Edebi metinler, belli bir sanat anlayışı çerçevesinde yazılan metinlerdir. 

Bu çerçevede sanatçıların içinde bulundukları yaşantı biçimlerinden ve kendilerine özgü oluşturdukları zihniyetten gücünü alan edebî eserlerin toplamı da edebiyat akımlarını oluşturur. 

Edebi Akımların Gelişimi

Edebi akımlar;

  1. Bilimdeki ve teknolojideki yenilikler,
  2. Yazarların kişisel farklılıklarının oluşturduğu bilinç,
  3. Toplumun kültürel yapısında görülen değişimler,
  4. Sanatçıların kurguladığı yeni bir yaşam tarzı, neticesinde ortaya çıkar ve gelişimini sürdürür. 

Önemli: Edebi akımlar birbirinin uzantısı ya da birbirine tepki olarak ortaya çıkmış ve gelişimini bu çatışmalar üzerine yeniden şekillendirmiştir. Örneğin romantizm akımının klasisizm akımına, realizm akımının da romantizm akımına tepki olarak ortaya çıkmıştır. 

Türk Edebiyatında Edebi Akımların Gelişimi 

İlk önce Batı edebiyatlarında ortaya çıkan bu akımlar, Türk edebiyatının Batı’ya yönelmeye başladığı Tanzimat edebiyatıyla birlikte kullanılmaya başlanmıştır. Bu dönemde bir türde eserler verilmesi edebi akımlarında hızla uygulanmasını sağlamıştır. 

Örneğin Şinasi’nin tiyatrolarını klasisizm akımının etkisiyle yazması, Ahmet Mithat ve Namık Kemal gibi sanatçıların romantizm akımının kurallarını benimsemeleri, Tanzimat 2. Dönem sanatçılarıyla birlikte realizm akımının görülmesi edebi akımların Türk edebiyatında kullanılmasını hızlandırmıştır. 

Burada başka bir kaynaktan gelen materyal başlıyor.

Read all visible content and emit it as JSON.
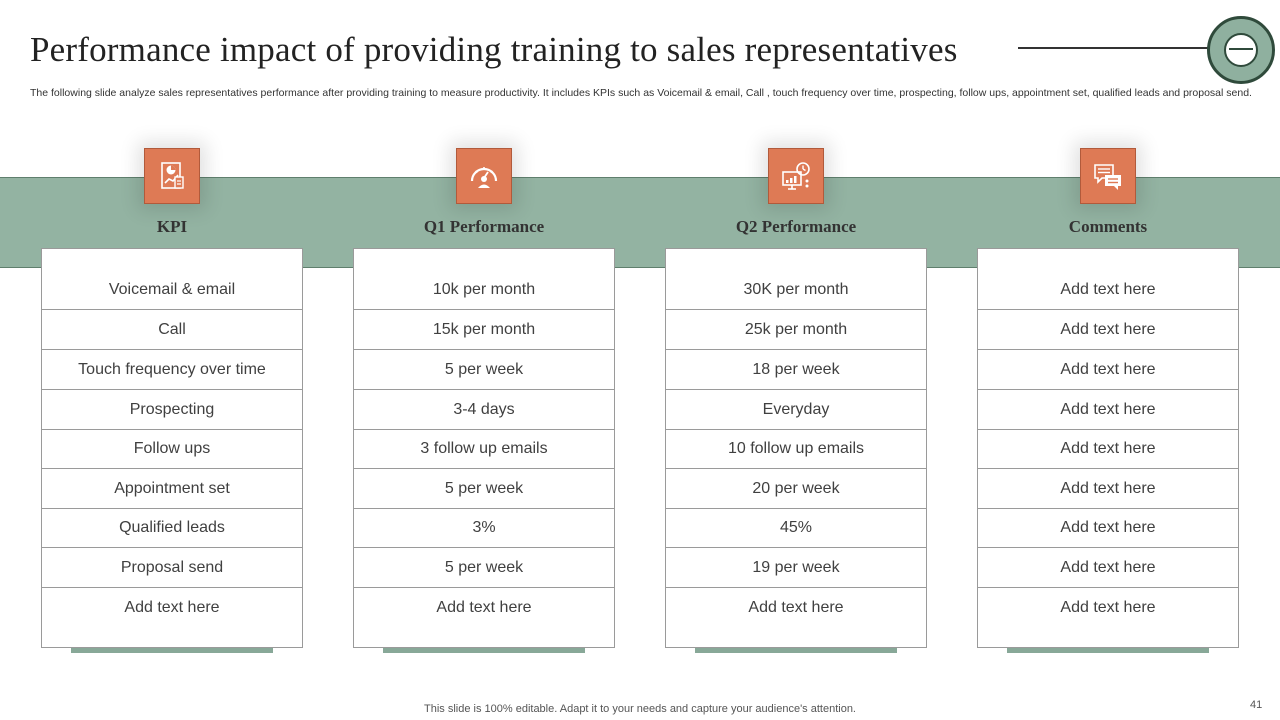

Örneklerle Edebiyatın Toplum Üzerindeki Etkisi 

Çalıkuşu – Reşat Nuri Güntekin

Romanın kahramanı olan Feride adlı bir öğretmenin yaşadıkları toplumu etkilemiş ve bu romanı okuyanlar kız çocuklarına Feride ismini vermeye başlamışlardır. 

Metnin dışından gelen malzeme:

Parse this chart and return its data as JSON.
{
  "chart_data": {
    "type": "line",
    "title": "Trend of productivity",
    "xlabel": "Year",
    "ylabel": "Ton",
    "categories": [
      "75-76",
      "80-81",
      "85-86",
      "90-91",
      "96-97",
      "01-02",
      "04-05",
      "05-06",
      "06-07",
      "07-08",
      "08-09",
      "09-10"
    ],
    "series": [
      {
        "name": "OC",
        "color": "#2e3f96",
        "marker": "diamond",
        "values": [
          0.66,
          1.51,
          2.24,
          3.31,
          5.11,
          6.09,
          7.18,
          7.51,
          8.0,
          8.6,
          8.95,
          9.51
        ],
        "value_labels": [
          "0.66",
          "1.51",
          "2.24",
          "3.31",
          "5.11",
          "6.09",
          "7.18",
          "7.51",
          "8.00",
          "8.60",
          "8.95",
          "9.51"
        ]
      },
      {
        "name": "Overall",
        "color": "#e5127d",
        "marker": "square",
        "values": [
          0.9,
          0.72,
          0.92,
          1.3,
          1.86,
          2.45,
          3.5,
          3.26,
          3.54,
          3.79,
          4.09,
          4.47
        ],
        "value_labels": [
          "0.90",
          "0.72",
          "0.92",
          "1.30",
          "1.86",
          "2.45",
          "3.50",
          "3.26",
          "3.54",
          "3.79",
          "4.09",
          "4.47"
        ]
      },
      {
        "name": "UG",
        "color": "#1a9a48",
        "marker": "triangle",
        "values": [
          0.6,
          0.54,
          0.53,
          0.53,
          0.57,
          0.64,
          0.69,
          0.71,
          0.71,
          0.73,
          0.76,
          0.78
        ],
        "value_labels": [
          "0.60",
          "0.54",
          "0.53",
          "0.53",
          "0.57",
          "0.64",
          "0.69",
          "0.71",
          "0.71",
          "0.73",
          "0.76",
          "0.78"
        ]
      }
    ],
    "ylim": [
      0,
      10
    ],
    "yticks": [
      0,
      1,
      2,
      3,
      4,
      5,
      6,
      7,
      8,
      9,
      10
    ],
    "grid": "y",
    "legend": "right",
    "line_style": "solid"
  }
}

Vatan yahut Silistre – Namık Kemal

İlk sahnelenen tiyatro eseri olması açısından önemli olan bu piyes, sahnelendikten sonra insanlar üzerinde bağımsızlık ve egemenlik duygusu uyandırmış ve insanlar protesto gösterilerinde bulunmuşlardır. 

Kar – Orhan Pamuk 

Yazarın Kars’ı anlattığı bu romanından sonra Kars’a olan turistik gezilerin önceki yıllara göre yüzde yüz oranında arttığı görülmüştür. 

Oliver Twist – Charles Dickens 

Oliver Twist romanı İngiltere’de yayımlanan önemli romanlardan biridir. Küçük bir kahramanın başından geçen zorlu bir mücadelenin anlatıldığı bu romanın yayımlamasının ardından İngiliz halkı çocuk hakları konusunda önemli çalışmalar yapmaya başlamıştır. 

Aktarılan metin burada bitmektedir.